アリサ・リリーベル・シュタルクヘルトは死んだ
「い、今のって……!?」

 オルキデアから距離を置きながら、アリーシャは口づけられた額を手で押さえる。

「一時的とはいえ夫婦になったんだ。怪しまれない為に、こういったことをやる必要もあるだろう」

 契約結婚であることは、この場にいる者たち以外にはバレないようにしなければならない。
 夫婦らしく見せる為には、これくらいは必要だろう。

「場合によっては、今後、これ以上の事もやるかもしれん。……今の内に慣れておけ」
「そ、そんなこと、言われても……」

 耳まで真っ赤になったアリーシャは、泣きそうな顔で呟く。

(初めて見るな。アリーシャのこの顔は)

 クスリと笑うと、今度こそオルキデアは背を向ける。

「待たせたな。そろそろ行くぞ」

 そうして、オルキデアはセシリアを促すと、執務室から出たのだった。

 執務室から出るなり、セシリアはクスクスと笑い出す。

「セシリア」
「だって、オーキッド様があんなことをするなんて思いませんでした。アリーシャさんのことが気に入っているんですね」

「我慢するのが大変でした」と未だに笑い続けるセシリアに、オルキデアは溜め息を吐く。

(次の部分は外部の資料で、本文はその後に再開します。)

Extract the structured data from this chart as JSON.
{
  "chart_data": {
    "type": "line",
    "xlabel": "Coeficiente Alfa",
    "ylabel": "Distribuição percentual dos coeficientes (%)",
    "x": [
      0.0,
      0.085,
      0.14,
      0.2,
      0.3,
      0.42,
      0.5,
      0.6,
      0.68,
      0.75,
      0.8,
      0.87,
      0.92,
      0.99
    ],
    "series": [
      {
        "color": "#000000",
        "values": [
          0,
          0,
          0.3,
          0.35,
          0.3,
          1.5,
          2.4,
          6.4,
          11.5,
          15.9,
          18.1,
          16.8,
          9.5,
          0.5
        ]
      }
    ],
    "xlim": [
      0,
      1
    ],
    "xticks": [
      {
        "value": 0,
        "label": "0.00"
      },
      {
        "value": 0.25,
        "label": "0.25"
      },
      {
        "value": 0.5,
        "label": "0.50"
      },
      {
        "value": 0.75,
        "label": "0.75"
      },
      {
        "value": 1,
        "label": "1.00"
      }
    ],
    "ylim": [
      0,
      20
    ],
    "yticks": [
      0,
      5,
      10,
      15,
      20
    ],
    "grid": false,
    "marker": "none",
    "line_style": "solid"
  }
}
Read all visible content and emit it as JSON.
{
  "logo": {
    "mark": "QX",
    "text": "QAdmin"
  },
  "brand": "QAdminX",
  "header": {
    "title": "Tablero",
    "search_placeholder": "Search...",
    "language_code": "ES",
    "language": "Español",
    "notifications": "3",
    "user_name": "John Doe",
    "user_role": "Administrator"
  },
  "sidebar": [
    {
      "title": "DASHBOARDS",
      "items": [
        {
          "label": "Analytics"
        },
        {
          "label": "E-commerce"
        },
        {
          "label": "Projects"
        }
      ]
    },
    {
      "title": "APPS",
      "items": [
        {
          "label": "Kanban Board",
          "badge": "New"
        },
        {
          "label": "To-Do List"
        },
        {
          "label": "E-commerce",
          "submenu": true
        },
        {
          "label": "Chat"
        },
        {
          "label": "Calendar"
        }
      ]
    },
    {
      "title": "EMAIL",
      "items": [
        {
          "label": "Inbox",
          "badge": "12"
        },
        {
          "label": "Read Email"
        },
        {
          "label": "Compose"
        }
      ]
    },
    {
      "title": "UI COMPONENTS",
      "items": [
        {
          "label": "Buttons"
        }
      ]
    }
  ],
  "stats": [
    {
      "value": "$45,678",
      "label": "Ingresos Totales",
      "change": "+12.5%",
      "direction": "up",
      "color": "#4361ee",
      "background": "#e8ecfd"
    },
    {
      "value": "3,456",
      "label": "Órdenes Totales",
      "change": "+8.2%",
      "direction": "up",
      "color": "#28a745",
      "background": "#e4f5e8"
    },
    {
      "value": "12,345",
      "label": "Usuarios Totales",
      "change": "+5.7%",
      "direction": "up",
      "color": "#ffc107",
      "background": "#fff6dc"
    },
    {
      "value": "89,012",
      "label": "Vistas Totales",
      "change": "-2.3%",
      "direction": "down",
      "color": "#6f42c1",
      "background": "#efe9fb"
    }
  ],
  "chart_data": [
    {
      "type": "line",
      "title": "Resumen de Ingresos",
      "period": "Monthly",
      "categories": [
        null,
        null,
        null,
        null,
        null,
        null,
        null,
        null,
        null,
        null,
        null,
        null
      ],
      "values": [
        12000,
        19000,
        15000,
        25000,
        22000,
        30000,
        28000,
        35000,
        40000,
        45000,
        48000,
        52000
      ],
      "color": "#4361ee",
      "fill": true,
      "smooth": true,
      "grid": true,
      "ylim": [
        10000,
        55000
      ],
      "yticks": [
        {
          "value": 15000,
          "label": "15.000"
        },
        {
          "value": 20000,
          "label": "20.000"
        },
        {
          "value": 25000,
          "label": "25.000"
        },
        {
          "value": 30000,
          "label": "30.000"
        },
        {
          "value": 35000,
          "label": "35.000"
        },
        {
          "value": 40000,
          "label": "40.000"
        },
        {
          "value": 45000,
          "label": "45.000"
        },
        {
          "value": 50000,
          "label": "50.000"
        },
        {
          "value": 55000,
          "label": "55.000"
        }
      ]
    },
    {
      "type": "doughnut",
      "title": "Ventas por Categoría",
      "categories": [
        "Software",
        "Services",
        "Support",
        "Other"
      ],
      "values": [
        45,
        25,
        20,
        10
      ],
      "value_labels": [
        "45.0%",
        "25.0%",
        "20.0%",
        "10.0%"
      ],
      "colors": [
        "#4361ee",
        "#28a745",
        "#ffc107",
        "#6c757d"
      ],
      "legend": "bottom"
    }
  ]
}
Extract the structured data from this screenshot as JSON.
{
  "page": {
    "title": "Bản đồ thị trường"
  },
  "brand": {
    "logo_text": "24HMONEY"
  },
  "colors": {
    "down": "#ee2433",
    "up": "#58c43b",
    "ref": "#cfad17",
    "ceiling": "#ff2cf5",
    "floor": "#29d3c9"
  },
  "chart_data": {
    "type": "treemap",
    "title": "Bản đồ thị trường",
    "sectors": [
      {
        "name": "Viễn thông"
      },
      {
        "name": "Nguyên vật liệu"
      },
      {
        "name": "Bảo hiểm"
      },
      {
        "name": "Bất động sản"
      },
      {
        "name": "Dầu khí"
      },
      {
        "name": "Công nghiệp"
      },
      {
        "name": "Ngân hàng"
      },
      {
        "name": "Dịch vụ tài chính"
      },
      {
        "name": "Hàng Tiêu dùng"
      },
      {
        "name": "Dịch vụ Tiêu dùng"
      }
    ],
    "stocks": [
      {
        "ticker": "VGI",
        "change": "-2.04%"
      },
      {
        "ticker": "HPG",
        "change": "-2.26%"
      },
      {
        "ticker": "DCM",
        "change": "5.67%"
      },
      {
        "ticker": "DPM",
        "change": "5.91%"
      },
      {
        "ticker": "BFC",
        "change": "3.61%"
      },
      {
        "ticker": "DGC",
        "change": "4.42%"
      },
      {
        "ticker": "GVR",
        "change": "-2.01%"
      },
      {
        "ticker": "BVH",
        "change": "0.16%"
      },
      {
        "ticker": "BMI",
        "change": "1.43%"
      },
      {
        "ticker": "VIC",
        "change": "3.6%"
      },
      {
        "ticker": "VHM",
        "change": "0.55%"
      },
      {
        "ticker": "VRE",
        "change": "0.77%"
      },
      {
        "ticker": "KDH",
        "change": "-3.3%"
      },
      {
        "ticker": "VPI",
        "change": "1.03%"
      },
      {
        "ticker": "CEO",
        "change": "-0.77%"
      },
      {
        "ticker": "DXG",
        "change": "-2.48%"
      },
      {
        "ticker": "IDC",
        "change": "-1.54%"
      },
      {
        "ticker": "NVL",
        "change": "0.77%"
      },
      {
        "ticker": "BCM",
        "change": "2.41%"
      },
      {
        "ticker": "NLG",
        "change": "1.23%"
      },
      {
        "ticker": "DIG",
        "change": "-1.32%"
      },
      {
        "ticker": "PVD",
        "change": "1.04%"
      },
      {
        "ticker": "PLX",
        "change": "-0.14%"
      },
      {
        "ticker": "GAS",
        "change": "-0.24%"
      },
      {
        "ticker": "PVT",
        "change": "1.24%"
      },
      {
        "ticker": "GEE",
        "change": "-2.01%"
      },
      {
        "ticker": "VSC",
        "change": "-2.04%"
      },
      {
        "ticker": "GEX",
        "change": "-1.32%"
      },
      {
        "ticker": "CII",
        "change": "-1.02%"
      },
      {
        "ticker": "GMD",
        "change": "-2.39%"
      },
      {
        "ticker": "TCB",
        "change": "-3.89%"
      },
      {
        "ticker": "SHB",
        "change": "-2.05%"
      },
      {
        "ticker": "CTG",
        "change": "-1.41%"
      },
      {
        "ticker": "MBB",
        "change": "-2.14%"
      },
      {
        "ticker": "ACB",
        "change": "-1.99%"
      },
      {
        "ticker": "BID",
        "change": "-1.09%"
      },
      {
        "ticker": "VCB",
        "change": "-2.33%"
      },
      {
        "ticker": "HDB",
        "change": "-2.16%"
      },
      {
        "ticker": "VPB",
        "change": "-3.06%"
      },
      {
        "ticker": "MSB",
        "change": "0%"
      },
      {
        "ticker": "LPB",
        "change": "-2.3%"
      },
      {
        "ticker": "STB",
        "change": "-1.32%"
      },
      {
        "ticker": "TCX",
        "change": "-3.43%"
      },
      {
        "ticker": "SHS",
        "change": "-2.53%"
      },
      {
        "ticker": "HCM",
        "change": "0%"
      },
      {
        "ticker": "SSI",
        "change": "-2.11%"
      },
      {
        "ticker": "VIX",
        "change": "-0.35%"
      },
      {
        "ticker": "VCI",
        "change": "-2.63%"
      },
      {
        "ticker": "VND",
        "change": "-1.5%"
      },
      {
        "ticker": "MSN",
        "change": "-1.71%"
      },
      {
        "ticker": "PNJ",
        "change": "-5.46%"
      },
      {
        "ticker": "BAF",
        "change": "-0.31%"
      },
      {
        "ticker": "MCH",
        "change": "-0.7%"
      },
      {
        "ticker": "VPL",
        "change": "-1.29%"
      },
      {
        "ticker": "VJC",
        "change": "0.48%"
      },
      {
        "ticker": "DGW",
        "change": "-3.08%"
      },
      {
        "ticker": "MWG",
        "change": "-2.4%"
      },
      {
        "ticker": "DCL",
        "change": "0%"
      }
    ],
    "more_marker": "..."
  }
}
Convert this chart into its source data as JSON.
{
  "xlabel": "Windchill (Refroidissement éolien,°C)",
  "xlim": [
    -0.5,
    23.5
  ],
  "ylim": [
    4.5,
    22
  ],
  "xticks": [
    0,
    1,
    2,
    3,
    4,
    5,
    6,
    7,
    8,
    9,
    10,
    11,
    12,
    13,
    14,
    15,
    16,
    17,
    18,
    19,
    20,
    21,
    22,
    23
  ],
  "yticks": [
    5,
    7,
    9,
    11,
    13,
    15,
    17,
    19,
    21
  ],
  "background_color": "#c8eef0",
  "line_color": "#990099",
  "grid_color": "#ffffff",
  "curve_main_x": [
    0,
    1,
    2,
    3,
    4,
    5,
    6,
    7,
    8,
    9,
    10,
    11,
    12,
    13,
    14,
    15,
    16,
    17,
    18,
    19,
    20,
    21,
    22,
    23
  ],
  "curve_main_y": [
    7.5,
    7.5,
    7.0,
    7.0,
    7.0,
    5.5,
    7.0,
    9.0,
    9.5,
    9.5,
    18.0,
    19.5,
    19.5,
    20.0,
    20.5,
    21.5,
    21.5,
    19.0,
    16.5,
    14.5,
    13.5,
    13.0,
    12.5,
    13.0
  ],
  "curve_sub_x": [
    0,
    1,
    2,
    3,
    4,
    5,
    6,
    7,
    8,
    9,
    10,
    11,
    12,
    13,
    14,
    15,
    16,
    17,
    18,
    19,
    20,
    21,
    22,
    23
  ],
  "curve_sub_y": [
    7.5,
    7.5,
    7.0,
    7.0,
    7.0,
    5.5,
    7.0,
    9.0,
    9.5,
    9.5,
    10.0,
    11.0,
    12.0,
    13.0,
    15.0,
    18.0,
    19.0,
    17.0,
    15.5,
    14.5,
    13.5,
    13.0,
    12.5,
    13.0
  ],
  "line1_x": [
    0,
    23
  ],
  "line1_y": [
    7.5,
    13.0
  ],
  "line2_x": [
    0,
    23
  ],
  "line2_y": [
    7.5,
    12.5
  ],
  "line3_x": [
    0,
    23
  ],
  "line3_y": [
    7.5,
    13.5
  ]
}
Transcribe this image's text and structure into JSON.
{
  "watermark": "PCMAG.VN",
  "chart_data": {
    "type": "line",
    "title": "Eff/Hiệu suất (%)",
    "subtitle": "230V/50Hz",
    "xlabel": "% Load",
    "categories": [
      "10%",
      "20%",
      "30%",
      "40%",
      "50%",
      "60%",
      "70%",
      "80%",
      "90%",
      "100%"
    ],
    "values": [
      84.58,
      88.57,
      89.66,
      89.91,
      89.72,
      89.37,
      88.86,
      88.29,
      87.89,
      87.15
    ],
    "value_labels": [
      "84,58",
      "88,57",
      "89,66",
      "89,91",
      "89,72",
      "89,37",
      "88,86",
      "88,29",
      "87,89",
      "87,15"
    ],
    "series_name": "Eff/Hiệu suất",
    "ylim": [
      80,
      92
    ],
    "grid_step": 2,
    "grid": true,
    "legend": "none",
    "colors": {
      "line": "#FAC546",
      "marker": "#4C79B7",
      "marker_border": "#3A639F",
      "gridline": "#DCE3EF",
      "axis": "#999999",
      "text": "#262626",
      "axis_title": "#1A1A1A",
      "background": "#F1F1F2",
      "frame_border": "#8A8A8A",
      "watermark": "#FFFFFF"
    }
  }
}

「全く。クシャースラだけじゃなくて、セシリアまでそう言うんだな」
「あら。既にクシャ様が言っていましたか?」
「少し前にな」

 自分のどこを見て、アリーシャを気に入っていると思うのだろうか。

 ーーまあ、傍に置いていて、悪い気はしないが。

「そうだ。アリーシャはどうだった。話してみて」

 クシャースラがセシリアの友達にと、アリーシャと会わせたがっていたのを思い出す。

「そうですね……」と、セシリアは考えながら話す。

「あまりいないタイプだと思います。シュタルクヘルト(あっち)では、アリーシャさんのような方が多いのでしょうか?」
「さあな」

 アリーシャはあっちでも変わった育ち方をしている。
 それがあって、ああいう性格になったのか、ああいう国民性なのかは分からなかった。
 オルキデアもシュタルクヘルト(あっち)には知り合いの女性がいないので、比べようがない。

「でも、アリーシャさんはオーキッド様とどこか似ています。一時的じゃなくて、正式に結婚されればいいのに」

「お似合いだと思いますよ」と言うセシリアの言葉に、オルキデアは首を振る。

「俺と? 一体、どこが」

 アリーシャには自分より相応しい男がいるに違いない。
 自分にはもったいない器量の良い娘だ。
 彼女の優しさはもっと別の男に向けられるべきである。

「歳も離れているが」
「歳なんて関係ありません。それを言ったら、私とクシャ様も離れています」

 セシリアは二十三歳、クシャースラは二十七歳。
 二十二歳のアリーシャと、二十七歳のオルキデアほど、歳は離れていないように思う。
「それでも」と、セシリアは目を伏せる。

「オーキッド様も、アリーシャさんも、なんだか根底は似ているように思います。
 優しいけれども、その優しさの裏には冷たい何かがあって。
 けれども、それを誰にも見られないように、優しさで隠しています」

 トゲのような冷たいものを秘めている。
 決して、消えない何かが。

「でも、同じものを持っているアリーシャさんなら、オーキッド様を理解出来るでしょうし、そのオーキッド様も、きっとアリーシャさんを理解してあげられると思います。
 私やクシャ様では、それを理解してあげられません」
「俺とアリーシャが似ているか……」

 考えた事も無かった。
 自分とアリーシャは、そもそも住んでいる国や場所が違うのだと思っていた。